# 3 male kittens and mama - Ottawa, Ontario



## Cat24 (Mar 18, 2010)

Out of a litter of five the two girls have a home and will likely be going this week. The three boys and mama not so much. I love cats, but I can't keep them all (and really shouldn't keep any at all as we don't have the space for them to run and be kitties). I'd really like to find homes for all of them. I'm willing to deliver between trenton/kingston/cornwall/montreal/ottawa. 

http://www.catforum.com/forum/41-meet-my-kitty/140595-smokey-her-litter.html

pictures are posted here! 

Thanks for thinking of us.:catmilk


----------



## Cat24 (Mar 18, 2010)

Just found out a scary bit of news that makes me that much more convinced that I did the right thing for these guys taking them home with me...

The people who had these guys before me also have two dogs, looks like the daughter 13yo stabbed one with an axe handle last week(I got a call to take the dog to the vet{apparently the dog went out back and came back with a silver dollar sized hole in her side} because the parents were out of town and the daughter was home alone with the dogs) 

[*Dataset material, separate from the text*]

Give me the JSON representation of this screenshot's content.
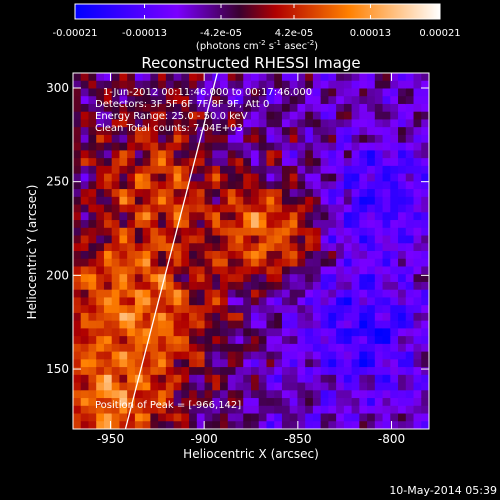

I'm so very very very glad that these cats do not have to live with that psychotic child.


----------



## Cat24 (Mar 18, 2010)

anyone?


----------



## Lenkolas (Jan 18, 2011)

WHAT? she stabbed the dog with an axe!? oh my, I felt like fainting when I read that, I just can't believe it.

I'm happy you're finding homes for the kittens, (specially 'cause is so hard not to keep them all!) good luck with everything. I'd adopt one if we weren't that far 

hugs!


----------